A quick, little summary of my past week: *I was sick the entire time and out of work sleeping when my body let me and filling my body with all sorts of good medicines. When I say good, that meant good for me but not good tasting, of course. ;) *Two of our best friends got married on Thursday night. Charlie and I were both in the Wedding. It was beautiful. There are not enough words to even describe how happy I am for both of them. *We did have our New Year's Eve party last night. Charlie set up the Karaoke in the basement and holy cow was that the hit of the night. There was dancing, constant singing, great foods, laughter, tons of flashes from the photos and a house full of love. Today has been a very lovely, relaxed sort of day. 

I'm not sure about you guys but I spent today thinking about what I'd like to do this year. You know.. the 'R' word (resolutions)?... I told Charlie that there is only one thing that I'd really like to focus on above all other things this year. That one thing is.. finding out what I really want to do in life.  I say 'finding' instead of 'figuring' out because I know that what my purpose is, what I should be doing is out there somewhere, it's just lost.

I sat around thinking about all of the different careers I've dreamt of since I was a little one. They may sound silly but for whatever reason something inside of me was always passionate about each one. I'm sure there was a reason behind them all, perhaps as I type them out the reasons will come back to me.

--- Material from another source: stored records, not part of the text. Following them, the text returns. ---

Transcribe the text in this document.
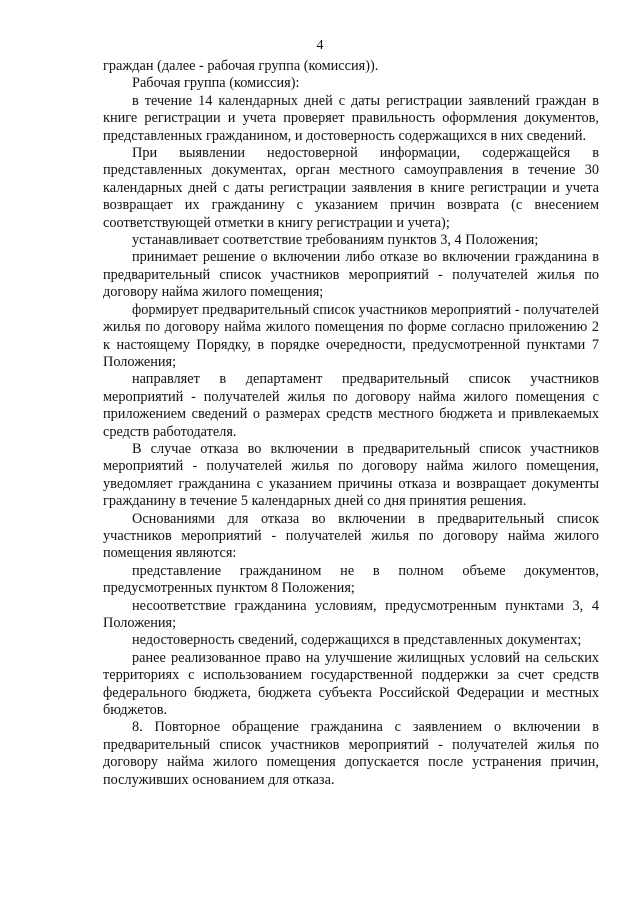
4

граждан (далее - рабочая группа (комиссия)).

Рабочая группа (комиссия):

в течение 14 календарных дней с даты регистрации заявлений граждан в книге регистрации и учета проверяет правильность оформления документов, представленных гражданином, и достоверность содержащихся в них сведений.

При выявлении недостоверной информации, содержащейся в представленных документах, орган местного самоуправления в течение 30 календарных дней с даты регистрации заявления в книге регистрации и учета возвращает их гражданину с указанием причин возврата (с внесением соответствующей отметки в книгу регистрации и учета);

устанавливает соответствие требованиям пунктов 3, 4 Положения;

принимает решение о включении либо отказе во включении гражданина в предварительный список участников мероприятий - получателей жилья по договору найма жилого помещения;

формирует предварительный список участников мероприятий - получателей жилья по договору найма жилого помещения по форме согласно приложению 2 к настоящему Порядку, в порядке очередности, предусмотренной пунктами 7 Положения;

направляет в департамент предварительный список участников мероприятий - получателей жилья по договору найма жилого помещения с приложением сведений о размерах средств местного бюджета и привлекаемых средств работодателя.

В случае отказа во включении в предварительный список участников мероприятий - получателей жилья по договору найма жилого помещения, уведомляет гражданина с указанием причины отказа и возвращает документы гражданину в течение 5 календарных дней со дня принятия решения.

Основаниями для отказа во включении в предварительный список участников мероприятий - получателей жилья по договору найма жилого помещения являются:

представление гражданином не в полном объеме документов, предусмотренных пунктом 8 Положения;

несоответствие гражданина условиям, предусмотренным пунктами 3, 4 Положения;

недостоверность сведений, содержащихся в представленных документах;

ранее реализованное право на улучшение жилищных условий на сельских территориях с использованием государственной поддержки за счет средств федерального бюджета, бюджета субъекта Российской Федерации и местных бюджетов.

8. Повторное обращение гражданина с заявлением о включении в предварительный список участников мероприятий - получателей жилья по договору найма жилого помещения допускается после устранения причин, послуживших основанием для отказа.
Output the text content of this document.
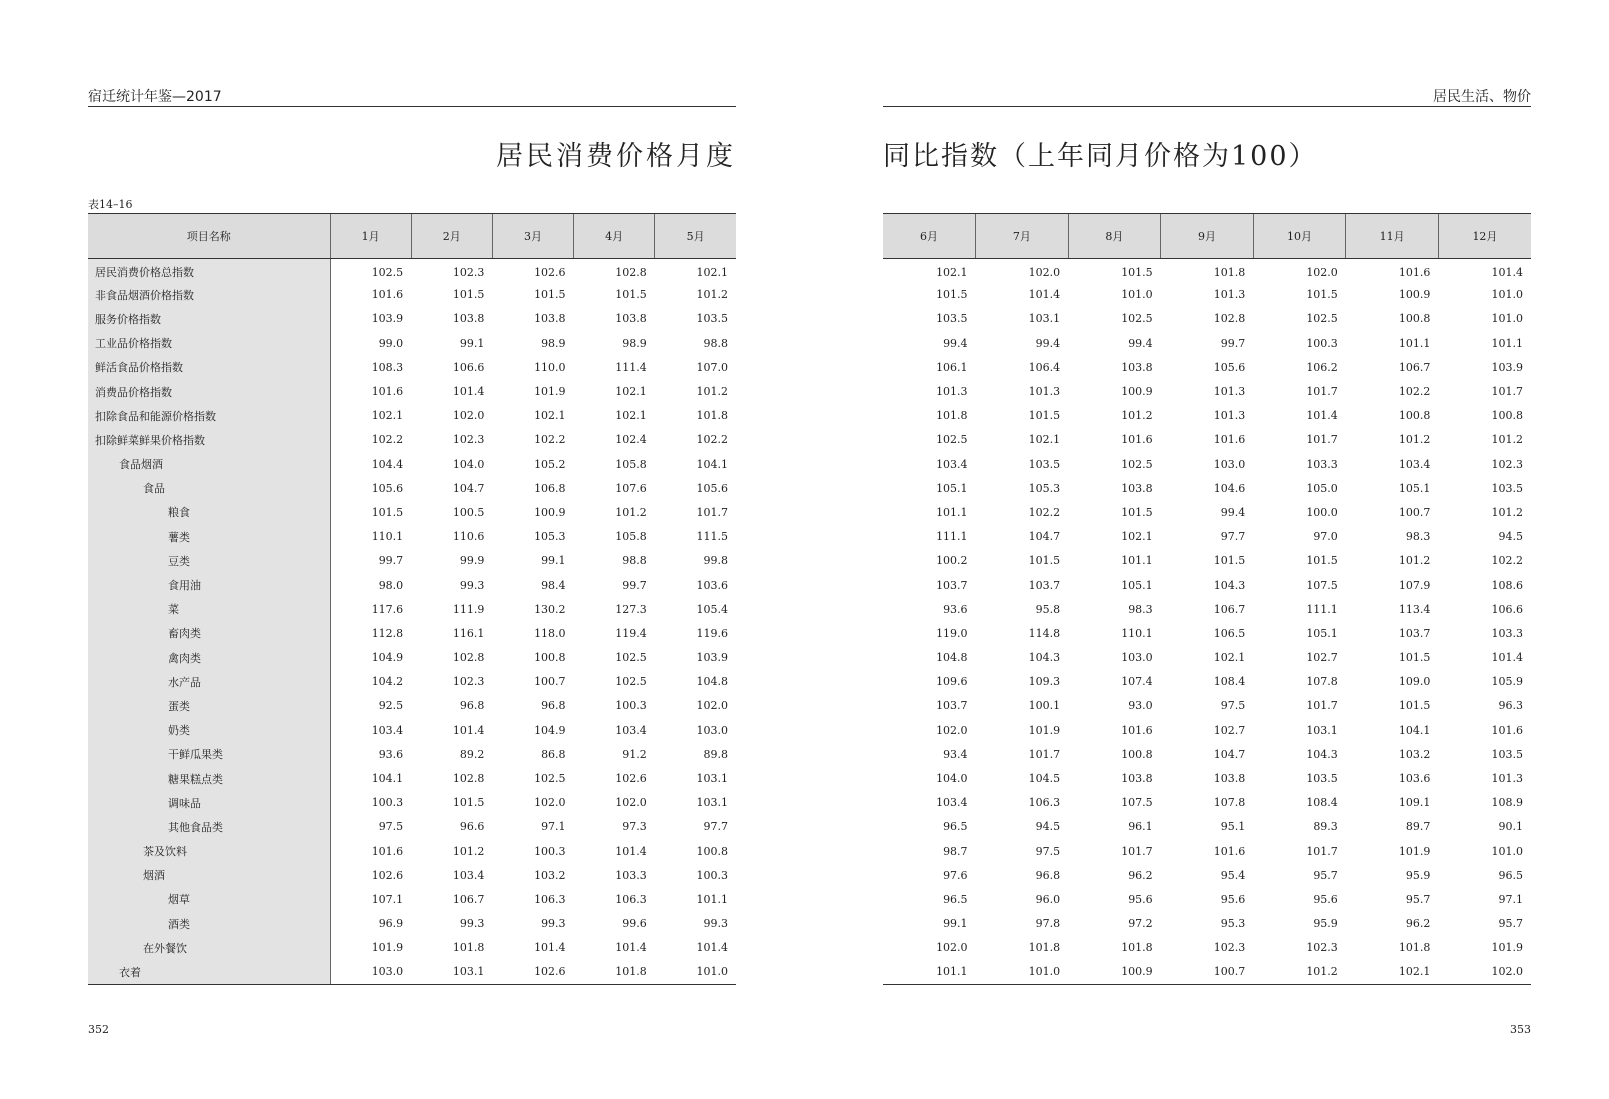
宿迁统计年鉴—2017
居民消费价格月度
表14–16
项目名称	1月	2月	3月	4月	5月
居民消费价格总指数	102.5	102.3	102.6	102.8	102.1
非食品烟酒价格指数	101.6	101.5	101.5	101.5	101.2
服务价格指数	103.9	103.8	103.8	103.8	103.5
工业品价格指数	99.0	99.1	98.9	98.9	98.8
鲜活食品价格指数	108.3	106.6	110.0	111.4	107.0
消费品价格指数	101.6	101.4	101.9	102.1	101.2
扣除食品和能源价格指数	102.1	102.0	102.1	102.1	101.8
扣除鲜菜鲜果价格指数	102.2	102.3	102.2	102.4	102.2
食品烟酒	104.4	104.0	105.2	105.8	104.1
食品	105.6	104.7	106.8	107.6	105.6
粮食	101.5	100.5	100.9	101.2	101.7
薯类	110.1	110.6	105.3	105.8	111.5
豆类	99.7	99.9	99.1	98.8	99.8
食用油	98.0	99.3	98.4	99.7	103.6
菜	117.6	111.9	130.2	127.3	105.4
畜肉类	112.8	116.1	118.0	119.4	119.6
禽肉类	104.9	102.8	100.8	102.5	103.9
水产品	104.2	102.3	100.7	102.5	104.8
蛋类	92.5	96.8	96.8	100.3	102.0
奶类	103.4	101.4	104.9	103.4	103.0
干鲜瓜果类	93.6	89.2	86.8	91.2	89.8
糖果糕点类	104.1	102.8	102.5	102.6	103.1
调味品	100.3	101.5	102.0	102.0	103.1
其他食品类	97.5	96.6	97.1	97.3	97.7
茶及饮料	101.6	101.2	100.3	101.4	100.8
烟酒	102.6	103.4	103.2	103.3	100.3
烟草	107.1	106.7	106.3	106.3	101.1
酒类	96.9	99.3	99.3	99.6	99.3
在外餐饮	101.9	101.8	101.4	101.4	101.4
衣着	103.0	103.1	102.6	101.8	101.0
352
居民生活、物价
同比指数（上年同月价格为100）
6月	7月	8月	9月	10月	11月	12月
102.1	102.0	101.5	101.8	102.0	101.6	101.4
101.5	101.4	101.0	101.3	101.5	100.9	101.0
103.5	103.1	102.5	102.8	102.5	100.8	101.0
99.4	99.4	99.4	99.7	100.3	101.1	101.1
106.1	106.4	103.8	105.6	106.2	106.7	103.9
101.3	101.3	100.9	101.3	101.7	102.2	101.7
101.8	101.5	101.2	101.3	101.4	100.8	100.8
102.5	102.1	101.6	101.6	101.7	101.2	101.2
103.4	103.5	102.5	103.0	103.3	103.4	102.3
105.1	105.3	103.8	104.6	105.0	105.1	103.5
101.1	102.2	101.5	99.4	100.0	100.7	101.2
111.1	104.7	102.1	97.7	97.0	98.3	94.5
100.2	101.5	101.1	101.5	101.5	101.2	102.2
103.7	103.7	105.1	104.3	107.5	107.9	108.6
93.6	95.8	98.3	106.7	111.1	113.4	106.6
119.0	114.8	110.1	106.5	105.1	103.7	103.3
104.8	104.3	103.0	102.1	102.7	101.5	101.4
109.6	109.3	107.4	108.4	107.8	109.0	105.9
103.7	100.1	93.0	97.5	101.7	101.5	96.3
102.0	101.9	101.6	102.7	103.1	104.1	101.6
93.4	101.7	100.8	104.7	104.3	103.2	103.5
104.0	104.5	103.8	103.8	103.5	103.6	101.3
103.4	106.3	107.5	107.8	108.4	109.1	108.9
96.5	94.5	96.1	95.1	89.3	89.7	90.1
98.7	97.5	101.7	101.6	101.7	101.9	101.0
97.6	96.8	96.2	95.4	95.7	95.9	96.5
96.5	96.0	95.6	95.6	95.6	95.7	97.1
99.1	97.8	97.2	95.3	95.9	96.2	95.7
102.0	101.8	101.8	102.3	102.3	101.8	101.9
101.1	101.0	100.9	100.7	101.2	102.1	102.0
353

-Art Teacher: Oh how art was always the one talent I was really confident with. When I started writing poetry in 3rd grade I had an idea of painting pictures and writing poetry to go with each one and then sell them. Such cute and innocent childhood thoughts..
-Psychologist: I specifically wanted to work in prisons and those that were in their for life. I always felt there was good in people (that hasn't changed)  and I could help find that within each of them that I'd work with.
-Nun: Honestly, it only lasted a few weeks and I have no idea where that came from but it was when I was much younger and of course had stronger beliefs.
-Police Officer: Yes, I really wanted to be. I felt that I could approach criminals a different way. I'm tiny though and petrified of guns so that would never have worked out.
-Motivational Speaker: I wanted to travel around the country and speak with teens about all the different struggles they would or could be facing. This of course came at a time someone close to me was fighting an eating disorder while another was dealing with a suicide attempt.
-Profiler for the FBI: I love people watching as I've mentioned in previous posts. I would have worked for free, haha.
-Orphanage: I never really had a title in mind just to work with children and help them find families. I guess in a way that could be classified under a Social Worker which was another dream of mine at one point in my life.
-Dog Groomer: This was actually fairly recently, I'm not going to lie. It's still in the back of my mind. After having Peanut and grooming him myself it seems like it would be a fun little business to have or work for.
-Hair Dresser: This was what I wanted to be for many years. I still colour and cut my own hair. My problem is I  just wouldn't have the patience to do hair all day. Perhaps, it would be something more for special occasions. That's still one of those..'maybe someday'.. thoughts.
-Makeup Artist: .. goes along with being a hairdresser ;)

.. So you probably get the idea. I want to be everything that is offered to be in the world, lol. I'm going to work on this year being the year that I start figuring things out. I want to start making moves. I can't wait to write a post on 12/31/2011 discussing all that I've accomplished during the year. I'm optimistic.. 2011 will be a great year.



Love you all and hope you had a fabulous New Year!